Right. Mother Nature nobody can control. That's different, life-threatening stuff.

I noticed the other day at practice offensive line coach Bill Callahan took you guys onto the side field so you couldn't listen to music during drills.

[Laughing] Yeah.

Is that the worst part of his drills?

Yeah, he's the reason the music really wasn't playing in the beginning of practice.

Because you like playing DJ, right?

I ain't gonna say I like playing DJ, but music really does help get through the monotony of practice and helps keep the juices flowing, so having the music around does help. But Coach Callahan does a lot of talking and teaching. He hates having to talk over the music, so that's why he's against it.

So you just have to negotiate.

The only thing that's being negotiated is, if he don't want it, he don't want it.

As you prepare for the season opener against the Eagles, is it cliché for you to say you're ready? Is there any apprehension or extreme confidence in yourself as you approach the start?

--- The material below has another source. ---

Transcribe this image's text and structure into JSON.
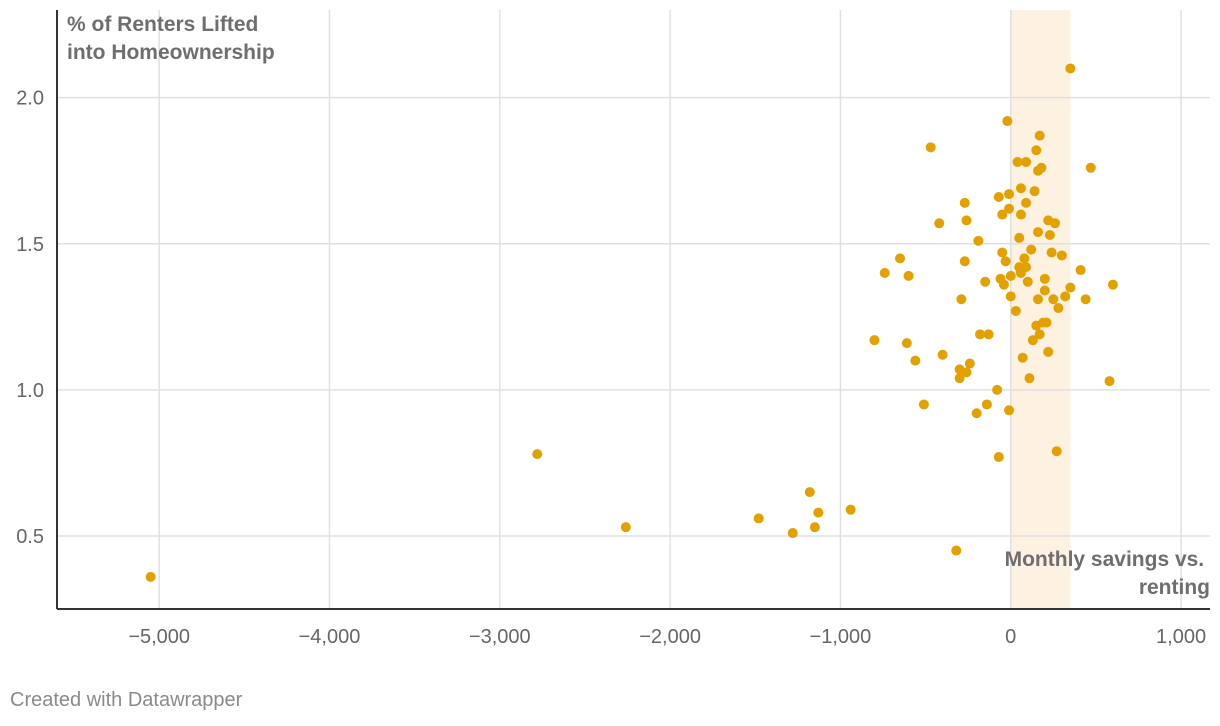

I don't think apprehension would be the right word. You're kind of a little nervous just because it's the first game of the year. These blows really count. You don't want to take a loss. I mean, there's a lot of stuff going into it. You're not certain. You know how you want the season to go, and no one's certain how high it will go. You don't know, man, there's a lot of uncertainty, there's a lot of optimism, there's a lot of nervous energy. I feel like this is the longest part of the year, if you include the four preseason games, and you have a few more days all the way until this game.

How do you get through that to stay sharp?

There ain't really much you can do, that's why it seems so long.

Is the experience of walking through the tunnel still a thrill for you?

It's always a thrill, anytime you go through that tunnel. The season opener, everybody is so amped up for it, you've got literally months and months to look forward to what games have got to be played on the schedule. Open up with a divisional opponent, who we've had some battles with, always adds a little more to the opening night factor.